La decisión política explícita de no ir a la reelección, en cambio, pondría al gobierno desde ahora a salvo no solo de la falla de legitimidad de origen de una reelección trucha, sino a salvo también, y de inmediato, de la suspicacia respecto de sus futuros planes futuros y a prueba, por lo tanto, de la acusación de sus adversarios de estar gestando una recaída en el autoritarismo.

La gobernabilidad en lo que resta de este quinquenio depende de despejar ahora mismo estas dudas.

Lo importante, sin embargo, recién comienza ahí. Solo con las manos libres de estos señalamientos ciertos o falsos, Vizcarra podrá llevarv a cabo las reformas que el Perú necesita para la batalla global en el siglo XXI. Sin ellas no pasará nunca de ser una economía mediocre con una democracia de baja gobernabilidad.

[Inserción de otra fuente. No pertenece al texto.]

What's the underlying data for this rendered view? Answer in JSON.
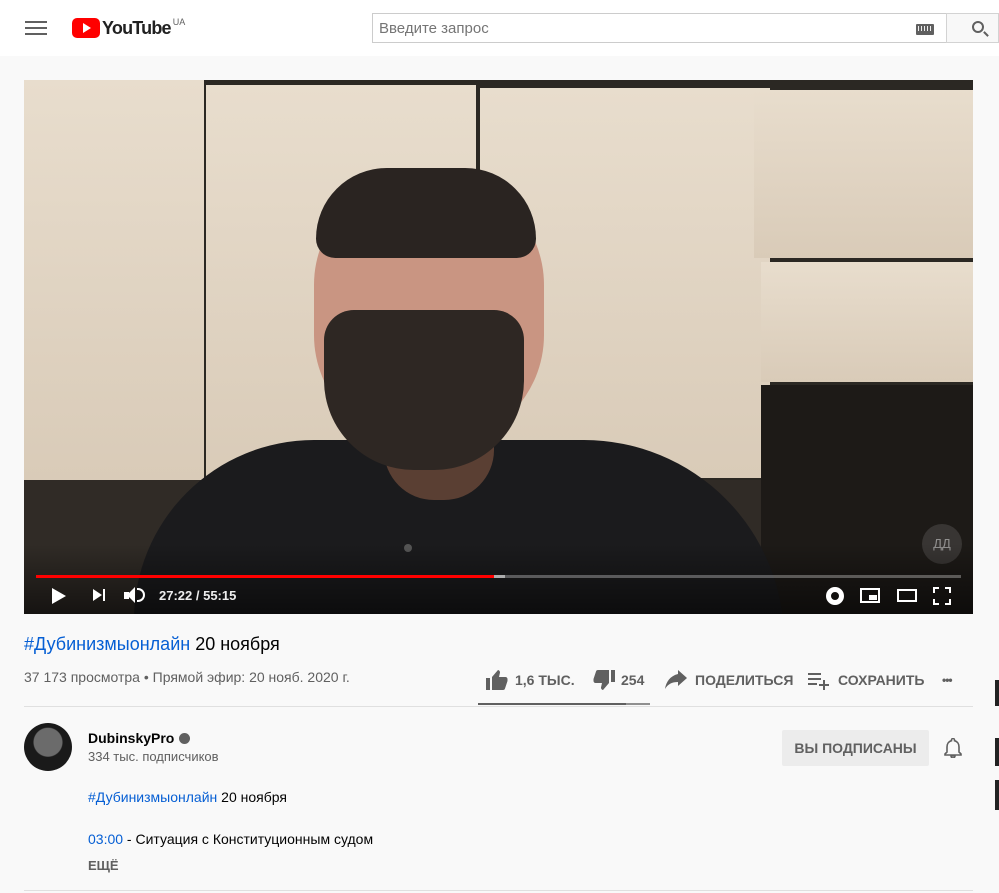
{
  "masthead": {
    "logo_text": "YouTube",
    "country_code": "UA",
    "search_placeholder": "Введите запрос"
  },
  "player": {
    "current_time": "27:22",
    "duration": "55:15",
    "time_display": "27:22 / 55:15",
    "progress_fraction": 0.495,
    "buffered_fraction": 0.507,
    "watermark": "ДД"
  },
  "video": {
    "title_hashtag": "#Дубинизмыонлайн",
    "title_rest": " 20 ноября",
    "views": "37 173 просмотра",
    "live_info": " • Прямой эфир: 20 нояб. 2020 г.",
    "likes": "1,6 ТЫС.",
    "dislikes": "254",
    "like_fraction": 0.863,
    "share_label": "ПОДЕЛИТЬСЯ",
    "save_label": "СОХРАНИТЬ",
    "more_label": "•••"
  },
  "channel": {
    "name": "DubinskyPro",
    "subscribers": "334 тыс. подписчиков",
    "subscribed_label": "ВЫ ПОДПИСАНЫ"
  },
  "description": {
    "line1_hashtag": "#Дубинизмыонлайн",
    "line1_rest": " 20 ноября",
    "line2_timestamp": "03:00",
    "line2_rest": " - Ситуация с Конституционным судом",
    "more_label": "ЕЩЁ"
  },
  "colors": {
    "brand_red": "#ff0000",
    "link_blue": "#065fd4"
  }
}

Se trata, desde luego, de la reforma judicial para la lucha contra la corrupción, que no ha hecho sino comenzar. Pero no solo la de la corrupción del soborno en la obra pública, sino la del narcotráfico detrás del masivo lavado de activos. Solo así habrá gobernabilidad democrática.

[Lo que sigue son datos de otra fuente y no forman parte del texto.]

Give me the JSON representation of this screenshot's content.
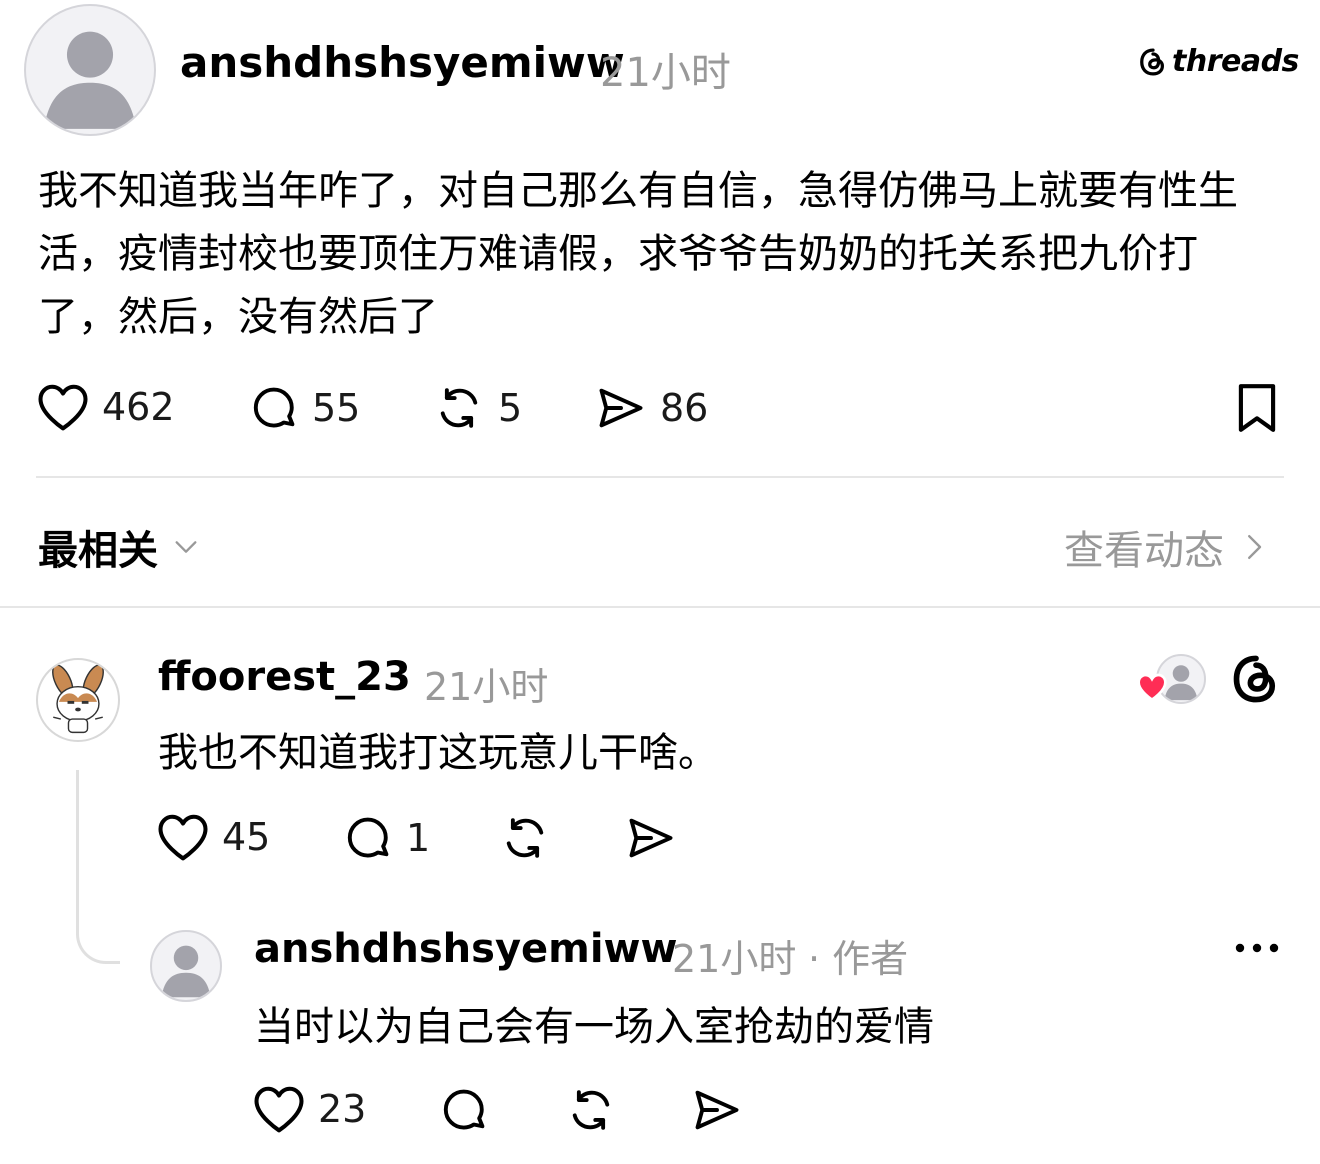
{
  "brand": {
    "logo_text": "threads"
  },
  "post": {
    "username": "anshdhshsyemiww",
    "time": "21小时",
    "text": "我不知道我当年咋了，对自己那么有自信，急得仿佛马上就要有性生活，疫情封校也要顶住万难请假，求爷爷告奶奶的托关系把九价打了，然后，没有然后了",
    "actions": {
      "likes": "462",
      "replies": "55",
      "reposts": "5",
      "shares": "86"
    }
  },
  "sort": {
    "label": "最相关",
    "view_activity": "查看动态"
  },
  "replies": [
    {
      "username": "ffoorest_23",
      "time": "21小时",
      "text": "我也不知道我打这玩意儿干啥。",
      "likes": "45",
      "replies": "1"
    },
    {
      "username": "anshdhshsyemiww",
      "time": "21小时",
      "author_tag": "· 作者",
      "text": "当时以为自己会有一场入室抢劫的爱情",
      "likes": "23"
    }
  ],
  "colors": {
    "like_red": "#ff2d55",
    "muted": "#999999",
    "divider": "#e6e6e6"
  }
}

Y también de la reforma laboral y la fiscal para la derrota de la informalidad, la exclusión y el privilegio en el acceso a la libertad en la economía.

Y, sobre todo, de la reforma de la educación y la salud para una verdadera igualdad de oportunidades.

Esta es la misión que el Perú le ha encomendado a Martín Vizcarra, a quien, como al emperador Claudio, le cayó del cielo el ave herida en las manos.

Si se halla a la altura del mandato, el Perú estará en deuda con él. Si, en cambio, cede a la pequeña ambición y a la ceguera de forzar una reelección, no hará las reformas y fracasará no solo él sino el Perú.